Gold and silver prices perked up a bit last week to put an end to their recent string of losses. XAU/USD notched a gain of 1.44% while XAG/USD edged 2.74% higher on balance. Precious metals likely benefited from a slightly softer US Dollar as the recent surge in real yields paused. Gold price action generally holds a strong inverse relationship with real yields as highlighted by the chart below.
That said, gold prices might come back under pressure looking to the week ahead. This is in consideration of the prevailing trend higher in real yields and event risk posed by the upcoming Federal Reserve interest rate decision. The scheduled Fed announcement expected to cross market wires on Wednesday, 17 March at 18:00 GMT will include updated economic projections, which stands to weigh materially on the direction of real yields and gold.
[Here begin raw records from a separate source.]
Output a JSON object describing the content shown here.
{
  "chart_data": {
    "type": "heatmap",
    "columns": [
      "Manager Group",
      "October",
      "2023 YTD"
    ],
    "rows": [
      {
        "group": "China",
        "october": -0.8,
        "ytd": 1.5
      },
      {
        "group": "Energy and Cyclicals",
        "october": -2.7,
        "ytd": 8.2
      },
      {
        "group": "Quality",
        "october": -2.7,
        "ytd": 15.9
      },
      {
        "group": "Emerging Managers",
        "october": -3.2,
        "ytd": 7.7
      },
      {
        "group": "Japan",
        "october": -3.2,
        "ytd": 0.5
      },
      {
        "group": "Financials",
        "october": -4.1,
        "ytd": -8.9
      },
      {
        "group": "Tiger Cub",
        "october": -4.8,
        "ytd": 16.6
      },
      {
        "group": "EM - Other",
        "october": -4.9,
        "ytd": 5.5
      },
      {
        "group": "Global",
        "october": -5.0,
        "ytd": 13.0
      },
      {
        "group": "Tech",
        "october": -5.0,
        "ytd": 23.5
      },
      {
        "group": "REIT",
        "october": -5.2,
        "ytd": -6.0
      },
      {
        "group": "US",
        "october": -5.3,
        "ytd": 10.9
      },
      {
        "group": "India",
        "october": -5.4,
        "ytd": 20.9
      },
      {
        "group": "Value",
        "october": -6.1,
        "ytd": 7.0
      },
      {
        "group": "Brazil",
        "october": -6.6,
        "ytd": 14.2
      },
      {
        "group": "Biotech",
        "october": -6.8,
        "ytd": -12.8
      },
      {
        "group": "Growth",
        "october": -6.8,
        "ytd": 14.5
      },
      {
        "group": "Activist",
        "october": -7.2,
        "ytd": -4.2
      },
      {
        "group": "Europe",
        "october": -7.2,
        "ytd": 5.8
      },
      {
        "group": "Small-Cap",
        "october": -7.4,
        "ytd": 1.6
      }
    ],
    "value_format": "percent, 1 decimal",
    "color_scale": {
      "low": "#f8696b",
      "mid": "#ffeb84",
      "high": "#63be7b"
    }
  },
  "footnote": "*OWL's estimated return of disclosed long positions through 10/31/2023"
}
Dot plot projections for the target Fed funds rate, in addition to the median inflation forecast provided by FOMC officials, could come under scrutiny in particular. Gold prices might react positively if there is a noteworthy upgrade to core PCE inflation, but this could be offset if the central bank brings forward its next projected rate hike as the latter would likely boost real yields and the US Dollar. Fed Chair Jerome Powell will also spearhead a press conference shortly following the statement release.
Powell might toe the line laid out during his last speech earlier this month, which basically highlighted how the Fed is comfortable with Treasury yields rising as it broadly underpins better outlook for the US economy. Echoing this message could ignite another selloff across bonds and precious metals. On the other hand, if Fed Chair Powell changes his tune and signals appetite for pushing asset purchases further down the curve to keep a lid on long-term borrowing costs, this would likely provide a much-needed fundamental catalyst to reinvigorate gold bulls.
Gold price action might also gyrate in response to Fed guidance on supplementary leverage ratio requirements for banks. The Fed enabled US banks to expand their balance sheets by temporarily excluding US Treasuries and deposits held with Federal Reserve banks from capital adequacy calculations, which broadly increased SLRs. Signaling a walk-back from this temporary relaxation in capital requirements could hurt demand for US Treasuries, and in turn, push yields higher and gold lower.